Peter Wells is back this week to give his official Saunders vs Lemieux prediction on Boxing News and Views ahead of this weekend’s world middleweight title fight.

As the year comes to its final conclusion, we can finally look back at a 2017 that has delivered us with unification match-ups galore, pound-for-pound stars meeting one another in legitimate super-fights, and the retirements of many legends, allowing for us to look back on the careers of these great champions and welcome in a new batch of budding stars.

But before the curtain closes on the year, Billy Joe Saunders and David Lemieux have one last instalment to conclude a fantastic 12 months of boxing.

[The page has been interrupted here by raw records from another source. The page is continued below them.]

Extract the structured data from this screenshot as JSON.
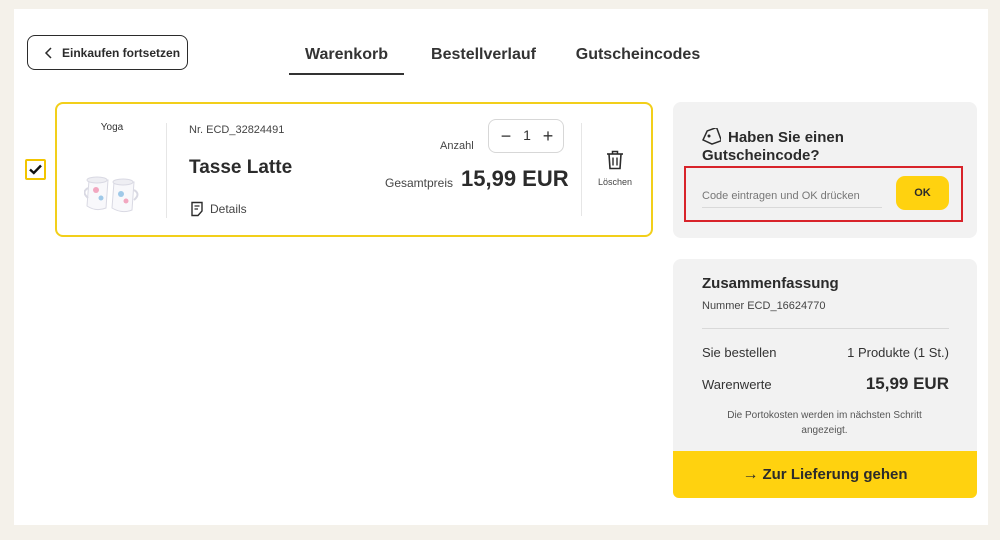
{
  "nav": {
    "back_label": "Einkaufen fortsetzen",
    "tabs": [
      {
        "label": "Warenkorb",
        "active": true
      },
      {
        "label": "Bestellverlauf",
        "active": false
      },
      {
        "label": "Gutscheincodes",
        "active": false
      }
    ]
  },
  "cart_item": {
    "selected": true,
    "category": "Yoga",
    "product_nr": "Nr. ECD_32824491",
    "title": "Tasse Latte",
    "details_label": "Details",
    "quantity_label": "Anzahl",
    "quantity": "1",
    "total_label": "Gesamtpreis",
    "total_price": "15,99 EUR",
    "delete_label": "Löschen"
  },
  "coupon": {
    "title": "Haben Sie einen Gutscheincode?",
    "placeholder": "Code eintragen und OK drücken",
    "button_label": "OK"
  },
  "summary": {
    "title": "Zusammenfassung",
    "order_number": "Nummer ECD_16624770",
    "rows": [
      {
        "label": "Sie bestellen",
        "value": "1 Produkte (1 St.)"
      },
      {
        "label": "Warenwerte",
        "value": "15,99 EUR"
      }
    ],
    "shipping_note": "Die Portokosten werden im nächsten Schritt angezeigt.",
    "cta_label": "Zur Lieferung gehen"
  },
  "colors": {
    "accent_yellow": "#ffd20f",
    "highlight_red": "#d8232a",
    "panel_gray": "#f2f2f2"
  }
}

The pair can also settle a rivalry that has sizzled on social media, and potentially lead us to more unmistakable action in the year ahead.

Middleweight kingpins Gennady Golovkin, Canelo Alvarez and Daniel Jacobs will all watch on this Saturday night with keen interest in the winner of the WBO title clash.

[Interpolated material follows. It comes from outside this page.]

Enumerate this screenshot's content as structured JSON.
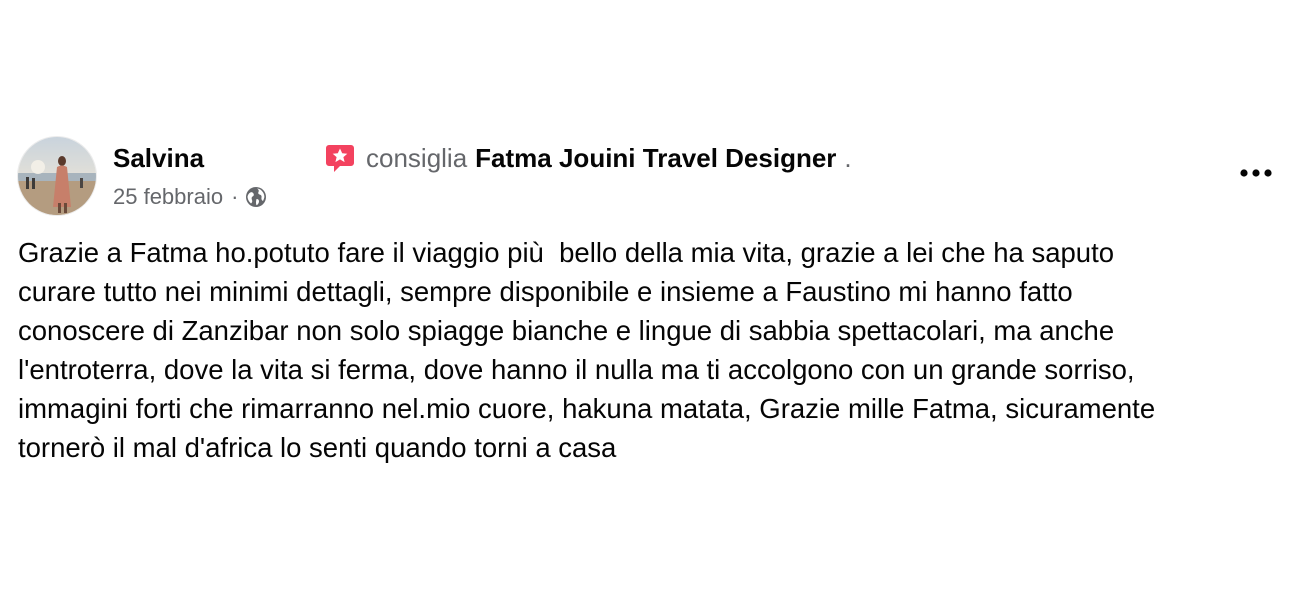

For Lemieux 38-3(33KO’s), he has already missed out on what could have been a life-changing fight with Canelo Alvarez. Lemieux’s loss led to being boxing’s gain as we finally saw Alvarez and Golovkin meet in the ring.

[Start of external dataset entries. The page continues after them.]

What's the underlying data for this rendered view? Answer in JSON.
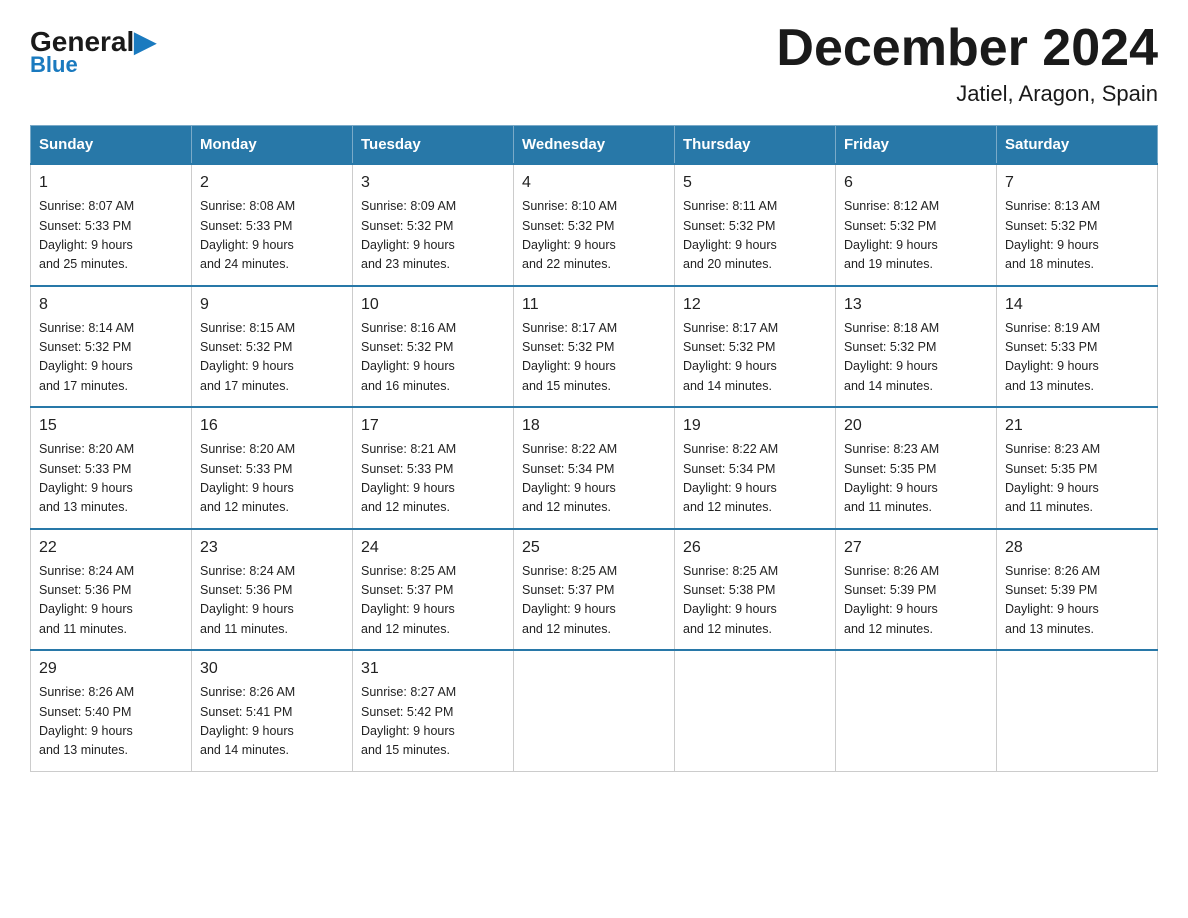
{
  "logo": {
    "general": "General",
    "blue": "Blue",
    "arrow": "▶"
  },
  "title": "December 2024",
  "subtitle": "Jatiel, Aragon, Spain",
  "days_header": [
    "Sunday",
    "Monday",
    "Tuesday",
    "Wednesday",
    "Thursday",
    "Friday",
    "Saturday"
  ],
  "weeks": [
    [
      {
        "num": "1",
        "sunrise": "8:07 AM",
        "sunset": "5:33 PM",
        "daylight": "9 hours and 25 minutes."
      },
      {
        "num": "2",
        "sunrise": "8:08 AM",
        "sunset": "5:33 PM",
        "daylight": "9 hours and 24 minutes."
      },
      {
        "num": "3",
        "sunrise": "8:09 AM",
        "sunset": "5:32 PM",
        "daylight": "9 hours and 23 minutes."
      },
      {
        "num": "4",
        "sunrise": "8:10 AM",
        "sunset": "5:32 PM",
        "daylight": "9 hours and 22 minutes."
      },
      {
        "num": "5",
        "sunrise": "8:11 AM",
        "sunset": "5:32 PM",
        "daylight": "9 hours and 20 minutes."
      },
      {
        "num": "6",
        "sunrise": "8:12 AM",
        "sunset": "5:32 PM",
        "daylight": "9 hours and 19 minutes."
      },
      {
        "num": "7",
        "sunrise": "8:13 AM",
        "sunset": "5:32 PM",
        "daylight": "9 hours and 18 minutes."
      }
    ],
    [
      {
        "num": "8",
        "sunrise": "8:14 AM",
        "sunset": "5:32 PM",
        "daylight": "9 hours and 17 minutes."
      },
      {
        "num": "9",
        "sunrise": "8:15 AM",
        "sunset": "5:32 PM",
        "daylight": "9 hours and 17 minutes."
      },
      {
        "num": "10",
        "sunrise": "8:16 AM",
        "sunset": "5:32 PM",
        "daylight": "9 hours and 16 minutes."
      },
      {
        "num": "11",
        "sunrise": "8:17 AM",
        "sunset": "5:32 PM",
        "daylight": "9 hours and 15 minutes."
      },
      {
        "num": "12",
        "sunrise": "8:17 AM",
        "sunset": "5:32 PM",
        "daylight": "9 hours and 14 minutes."
      },
      {
        "num": "13",
        "sunrise": "8:18 AM",
        "sunset": "5:32 PM",
        "daylight": "9 hours and 14 minutes."
      },
      {
        "num": "14",
        "sunrise": "8:19 AM",
        "sunset": "5:33 PM",
        "daylight": "9 hours and 13 minutes."
      }
    ],
    [
      {
        "num": "15",
        "sunrise": "8:20 AM",
        "sunset": "5:33 PM",
        "daylight": "9 hours and 13 minutes."
      },
      {
        "num": "16",
        "sunrise": "8:20 AM",
        "sunset": "5:33 PM",
        "daylight": "9 hours and 12 minutes."
      },
      {
        "num": "17",
        "sunrise": "8:21 AM",
        "sunset": "5:33 PM",
        "daylight": "9 hours and 12 minutes."
      },
      {
        "num": "18",
        "sunrise": "8:22 AM",
        "sunset": "5:34 PM",
        "daylight": "9 hours and 12 minutes."
      },
      {
        "num": "19",
        "sunrise": "8:22 AM",
        "sunset": "5:34 PM",
        "daylight": "9 hours and 12 minutes."
      },
      {
        "num": "20",
        "sunrise": "8:23 AM",
        "sunset": "5:35 PM",
        "daylight": "9 hours and 11 minutes."
      },
      {
        "num": "21",
        "sunrise": "8:23 AM",
        "sunset": "5:35 PM",
        "daylight": "9 hours and 11 minutes."
      }
    ],
    [
      {
        "num": "22",
        "sunrise": "8:24 AM",
        "sunset": "5:36 PM",
        "daylight": "9 hours and 11 minutes."
      },
      {
        "num": "23",
        "sunrise": "8:24 AM",
        "sunset": "5:36 PM",
        "daylight": "9 hours and 11 minutes."
      },
      {
        "num": "24",
        "sunrise": "8:25 AM",
        "sunset": "5:37 PM",
        "daylight": "9 hours and 12 minutes."
      },
      {
        "num": "25",
        "sunrise": "8:25 AM",
        "sunset": "5:37 PM",
        "daylight": "9 hours and 12 minutes."
      },
      {
        "num": "26",
        "sunrise": "8:25 AM",
        "sunset": "5:38 PM",
        "daylight": "9 hours and 12 minutes."
      },
      {
        "num": "27",
        "sunrise": "8:26 AM",
        "sunset": "5:39 PM",
        "daylight": "9 hours and 12 minutes."
      },
      {
        "num": "28",
        "sunrise": "8:26 AM",
        "sunset": "5:39 PM",
        "daylight": "9 hours and 13 minutes."
      }
    ],
    [
      {
        "num": "29",
        "sunrise": "8:26 AM",
        "sunset": "5:40 PM",
        "daylight": "9 hours and 13 minutes."
      },
      {
        "num": "30",
        "sunrise": "8:26 AM",
        "sunset": "5:41 PM",
        "daylight": "9 hours and 14 minutes."
      },
      {
        "num": "31",
        "sunrise": "8:27 AM",
        "sunset": "5:42 PM",
        "daylight": "9 hours and 15 minutes."
      },
      null,
      null,
      null,
      null
    ]
  ],
  "labels": {
    "sunrise": "Sunrise:",
    "sunset": "Sunset:",
    "daylight": "Daylight:"
  }
}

Meanwhile Saunders 25-0(12KO’s) too was caught up in the Alvarez-Golovkin sweepstakes, when Golovkin’s hand was forced to decline an early summer meeting with the Englishman at the demands of Alvarez’s team.

No wonder there is so little love between the pair as they are set to meet in Lemieux’s home country of Canada.

Lemieux was scintillating in March this year, when scorching hot-headed Curtis Stevens in round 3. But failed to deliver the same thrills two months later when outshining Marco Reyes. A lack of time between the two training camps may have been the true cause of a performance that lacked the same exhilaration. But it is also a testament to his power that dominating an opponent over 10 rounds is considered a disappointment.

Well, whichever way this weekend’s clash goes, it is unlikely to be anything close to disappointing. It is the esteemed match-up between boxer and puncher. When under fire, Billy Joe is at his most exciting, releasing fast flurries from his hip, while also being guilty of allowing his opponent to have too much success.

His only visit to the ring this year was a drab one, as he outscored Willie Monroe Jr in a battle between two slick southpaw’s – let’s just hold our hands up here and admit we never expected anything else.

It is the close proximity of his wins that worry people the most with Saunders. Split and majority decision wins over Chris Eubank Jr and Andy Lee, and a far tighter than necessary win over Artur Akavov. Even the Monroe Jr fight left the American kicking himself that he left so much in the ring.

And while so much is being made of Lemieux potentially winning via knockout, it is a point’s reverse that the champion should be most worried about.

Saunders is away from home – for the first time in his professional career one might add – and Lemieux is not naïve enough to just look for a fight ending single punch. The Canadian will put his punches together in bunches, stalk Saunders and look to impress the judges as the aggressor.

At his best, Saunders can manage this fight, but expend too much energy early, and the marauding challenger will break him down as the fight wears on.

Lemieux can be seen to be too one paced for an established boxer like Saunders. But at some point the visitor will allow his man too close, and if Saunders is wobbled at any point, then it will be a long road back to keep his belt.

The pick is for Saunders to come out on top form in the early stages, stinging Lemieux with rasping combinations as he circles the challenger. Not the biggest of punchers, but Saunders can trouble Lemieux as the impact of his punches is increased when Lemieux rushes too quickly to get inside.

A knockout scored by the champion in the opening 5 rounds is a good shout here, and this could create the sort of gap in scoring that Saunders will need as the fight goes into its second half.

But expect the scores to be close after the halfway point, with Lemieux also at his strongest in the early stages.

Up until the end of the 8th, Lemieux will continue to pile on pressure, and is likely to have his best rounds between the 6th and 8th.

But in the championship rounds it will be the challenger who is the more tired of the two, and Saunders can even begin to push Lemieux backwards.

A dramatic opening 8 rounds will be followed by a more sobering final 4, as the fight settles in to a pattern of Saunders dabbing from the outside while Lemieux stalks in search of the odd single punch.

At the end of 12 rounds, Saunders is the pick to have just about done enough in the championship rounds to claim a majority or split decision triumph.